코드 라인 63~64에서 free 페이지가 high 워터마크 기준을 충족할 만큼 노드를 shrink 한다. 만일 shrink가 성공한 경우 순위를 증가시키지 않도록 raise_priority를 false로 설정한다.

mm/vmscan.c -3/3-

                /*
                 * If the low watermark is met there is no need for processes
                 * to be throttled on pfmemalloc_wait as they should not be
                 * able to safely make forward progress. Wake them
                 */
                if (waitqueue_active(&pgdat->pfmemalloc_wait) &&
                                allow_direct_reclaim(pgdat))
                        wake_up_all(&pgdat->pfmemalloc_wait);

                /* Check if kswapd should be suspending */
                __fs_reclaim_release();
                ret = try_to_freeze();
                __fs_reclaim_acquire();
                if (ret || kthread_should_stop())
                        break;

                /*
                 * Raise priority if scanning rate is too low or there was no
                 * progress in reclaiming pages
                 */
                nr_reclaimed = sc.nr_reclaimed - nr_reclaimed;
                nr_boost_reclaim -= min(nr_boost_reclaim, nr_reclaimed);

                /*
                 * If reclaim made no progress for a boost, stop reclaim as
                 * IO cannot be queued and it could be an infinite loop in
                 * extreme circumstances.
                 */
                if (nr_boost_reclaim && !nr_reclaimed)
                        break;

                if (raise_priority || !nr_reclaimed)
                        sc.priority--;
        } while (sc.priority >= 1);

        if (!sc.nr_reclaimed)
                pgdat->kswapd_failures++;

out:
        /* If reclaim was boosted, account for the reclaim done in this pass */
        if (boosted) {
                unsigned long flags;

                for (i = 0; i <= classzone_idx; i++) {
                        if (!zone_boosts[i])
                                continue;

                        /* Increments are under the zone lock */
                        zone = pgdat->node_zones + i;
                        spin_lock_irqsave(&zone->lock, flags);
                        zone->watermark_boost -= min(zone->watermark_boost, zone_boosts[i]);
                        spin_unlock_irqrestore(&zone->lock, flags);
                }

                /*
                 * As there is now likely space, wakeup kcompact to defragment
                 * pageblocks.
                 */
                wakeup_kcompactd(pgdat, pageblock_order, classzone_idx);
        }

        snapshot_refaults(NULL, pgdat);
        __fs_reclaim_release();
        psi_memstall_leave(&pflags);
        /*
         * Return the order kswapd stopped reclaiming at as
         * prepare_kswapd_sleep() takes it into account.

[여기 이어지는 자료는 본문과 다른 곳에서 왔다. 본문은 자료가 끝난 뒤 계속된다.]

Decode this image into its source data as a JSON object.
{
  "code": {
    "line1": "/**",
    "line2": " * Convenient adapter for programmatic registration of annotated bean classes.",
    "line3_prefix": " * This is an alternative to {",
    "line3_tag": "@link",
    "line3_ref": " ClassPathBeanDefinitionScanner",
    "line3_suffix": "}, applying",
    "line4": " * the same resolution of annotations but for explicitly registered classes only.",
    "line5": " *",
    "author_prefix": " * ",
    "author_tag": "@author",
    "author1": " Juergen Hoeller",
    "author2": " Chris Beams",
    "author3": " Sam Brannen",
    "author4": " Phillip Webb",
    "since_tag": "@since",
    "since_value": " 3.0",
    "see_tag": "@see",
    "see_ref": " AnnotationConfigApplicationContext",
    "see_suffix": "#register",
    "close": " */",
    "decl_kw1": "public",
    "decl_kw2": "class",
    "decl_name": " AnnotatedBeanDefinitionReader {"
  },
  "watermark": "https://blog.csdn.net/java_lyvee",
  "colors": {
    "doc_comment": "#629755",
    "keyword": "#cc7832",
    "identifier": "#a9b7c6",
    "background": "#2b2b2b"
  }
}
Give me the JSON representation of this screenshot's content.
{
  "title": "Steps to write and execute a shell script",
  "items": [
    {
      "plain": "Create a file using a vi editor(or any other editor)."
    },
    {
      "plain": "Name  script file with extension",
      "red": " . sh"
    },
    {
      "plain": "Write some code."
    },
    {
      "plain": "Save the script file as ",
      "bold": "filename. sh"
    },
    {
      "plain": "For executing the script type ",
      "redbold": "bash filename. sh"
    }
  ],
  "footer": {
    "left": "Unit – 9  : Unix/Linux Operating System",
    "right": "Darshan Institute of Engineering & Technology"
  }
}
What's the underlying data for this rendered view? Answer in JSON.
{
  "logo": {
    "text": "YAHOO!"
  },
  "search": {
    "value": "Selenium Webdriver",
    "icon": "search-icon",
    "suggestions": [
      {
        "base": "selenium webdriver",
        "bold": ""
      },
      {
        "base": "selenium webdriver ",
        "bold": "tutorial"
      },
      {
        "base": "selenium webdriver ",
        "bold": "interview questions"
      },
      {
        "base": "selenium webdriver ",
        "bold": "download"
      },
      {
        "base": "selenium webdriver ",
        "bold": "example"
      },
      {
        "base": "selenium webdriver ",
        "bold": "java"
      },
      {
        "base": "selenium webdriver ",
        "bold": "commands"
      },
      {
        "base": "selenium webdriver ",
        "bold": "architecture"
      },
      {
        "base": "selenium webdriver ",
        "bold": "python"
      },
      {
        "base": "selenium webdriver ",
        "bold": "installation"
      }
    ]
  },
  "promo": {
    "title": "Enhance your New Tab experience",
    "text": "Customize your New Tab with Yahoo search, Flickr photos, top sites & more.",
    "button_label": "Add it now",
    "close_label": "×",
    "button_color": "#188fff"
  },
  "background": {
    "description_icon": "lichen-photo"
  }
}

If another caller
         * entered the allocator slow path while kswapd was awake, order will
         * remain at the higher level.
         */
        return sc.order;
}

코드 라인 6~8에서 페이지 할당 중 메모리가 부족하여 direct reclaim 시도 중 대기하고 있는 태스크들이 pfmemalloc_wait 리스트에 존재하고, 노드가 direct reclaim을 해도 된다고 판단하면 대기 중인 태스크들을 모두 깨운다.
- allow_direct_reclaim(): normal 존 이하의 free 페이지 합이 min 워터마크를 더한 페이지의 절반보다 큰 경우 true.
코드 라인 12~15에서 freeze 하였다가 깨어났었던 경우 또는 kswapd 스레드 정지 요청이 있는 경우 루프를 빠져나간다.
코드 라인 21~30에서 reclaimed 페이지와 nr_boost_reclaim을 산출한 후 부스트 중이 아니면서 회수된 페이지가 없으면 루프를 벗어난다.
코드 라인 32~34에서 우선 순위를 높이면서 최고 우선 순위까지 루프를 반복한다. 만일 회수된 페이지가 없거나 우선 순위 상승을 원하지 않는 경우에는 우선 순위 증가없이 루프를 반복한다.
코드 라인 36~37에서 루프 완료 후까지 회수된 페이지가 없으면 kswapd_failures 카운터를 증가시킨다.
코드 라인 39~60에서 out: 레이블이다. 처음 시도 시 부스트된 적이 있었으면 kcompactd를 깨운다. 또한 워터마크 부스트 값을 갱신한다.
코드 라인 64에서 메모리 부족으로 인한 현재 태스크의 psi 산출을 종료하는 지점이다.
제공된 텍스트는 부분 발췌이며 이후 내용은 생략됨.